Мы сели в шезлонги, стоявшие возле бокового входа на корт, оттуда прекрасно можно было наблюдать за игрой. В отличие от прошлой осени, на Миколь были не шорты, а белая льняная юбка в складку, очень старомодная, блузка тоже белая, с завернутыми рукавами, и необычные высокие носки, очень белые, почти как у сестер из Красного Креста. Она была разгоряченная, красная, яростно отбивала мячи в самых дальних углах корта, форсируя удар, но Малнате, хотя и располневший и уже запыхавшийся, отбивался очень достойно.

Мяч, крутясь, упал недалеко от нас. Миколь подошла его поднять. В какой-то момент наши глаза встретились. Я увидел, что она разозлилась.
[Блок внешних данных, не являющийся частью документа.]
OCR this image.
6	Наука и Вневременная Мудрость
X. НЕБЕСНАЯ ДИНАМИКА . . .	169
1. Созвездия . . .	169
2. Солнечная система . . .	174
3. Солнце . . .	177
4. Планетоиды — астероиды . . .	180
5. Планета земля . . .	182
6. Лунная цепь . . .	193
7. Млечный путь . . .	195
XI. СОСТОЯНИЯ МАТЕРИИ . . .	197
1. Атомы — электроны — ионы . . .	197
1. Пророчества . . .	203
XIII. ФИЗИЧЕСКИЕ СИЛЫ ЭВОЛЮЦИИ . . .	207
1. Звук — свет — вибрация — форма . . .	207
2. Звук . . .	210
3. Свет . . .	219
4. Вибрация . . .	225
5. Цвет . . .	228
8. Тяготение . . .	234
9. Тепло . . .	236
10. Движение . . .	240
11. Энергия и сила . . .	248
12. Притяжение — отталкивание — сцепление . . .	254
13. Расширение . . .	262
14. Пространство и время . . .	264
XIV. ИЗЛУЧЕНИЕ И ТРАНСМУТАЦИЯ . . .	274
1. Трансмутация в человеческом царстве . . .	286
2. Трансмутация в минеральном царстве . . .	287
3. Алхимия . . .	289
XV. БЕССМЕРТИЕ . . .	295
Повернувшись к Малнате, она крикнула:

– Сыграем еще сет?

– Сыграем-то сыграем, но сколько геймов ты мне дашь форы?

– Ни одного, – резко ответила Миколь, прищурившись. – Я могу уступить тебе подачу, и это все. На, подавай!

Она перебросила мяч через сетку и отошла, чтобы принимать подачу противника.
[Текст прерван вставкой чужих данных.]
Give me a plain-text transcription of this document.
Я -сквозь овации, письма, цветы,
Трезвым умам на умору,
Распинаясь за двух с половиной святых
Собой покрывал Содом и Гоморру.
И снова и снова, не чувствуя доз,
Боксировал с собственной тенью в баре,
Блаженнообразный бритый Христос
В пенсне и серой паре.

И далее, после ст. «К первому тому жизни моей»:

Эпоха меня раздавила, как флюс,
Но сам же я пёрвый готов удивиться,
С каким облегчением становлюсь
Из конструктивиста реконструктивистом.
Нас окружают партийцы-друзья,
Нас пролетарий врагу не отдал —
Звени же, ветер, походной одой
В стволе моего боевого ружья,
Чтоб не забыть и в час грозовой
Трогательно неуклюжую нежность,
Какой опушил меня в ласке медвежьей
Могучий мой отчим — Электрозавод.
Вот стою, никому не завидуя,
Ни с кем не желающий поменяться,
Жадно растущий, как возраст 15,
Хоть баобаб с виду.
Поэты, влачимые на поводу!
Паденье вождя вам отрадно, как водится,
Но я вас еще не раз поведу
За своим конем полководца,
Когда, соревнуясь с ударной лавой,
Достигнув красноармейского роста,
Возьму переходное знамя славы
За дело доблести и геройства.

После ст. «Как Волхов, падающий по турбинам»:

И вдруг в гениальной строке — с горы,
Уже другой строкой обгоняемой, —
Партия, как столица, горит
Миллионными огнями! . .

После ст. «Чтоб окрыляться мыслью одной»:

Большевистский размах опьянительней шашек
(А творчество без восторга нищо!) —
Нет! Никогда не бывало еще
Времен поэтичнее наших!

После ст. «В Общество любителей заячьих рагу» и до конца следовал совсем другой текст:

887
Некоторое время мы с Альберто смотрели, как они играют. Я чувствовал себя очень неловко и был несчастлив. Это «ты», с которым Миколь обратилась к Малнате, ее упорное нежелание замечать меня заставили меня понять, что мое отсутствие было слишком долгим. Что же касается Альберто, то он глаз не сводил со своего Джампи. Но я заметил, что теперь он не восхищается и не любуется им, а смотрит на него критически.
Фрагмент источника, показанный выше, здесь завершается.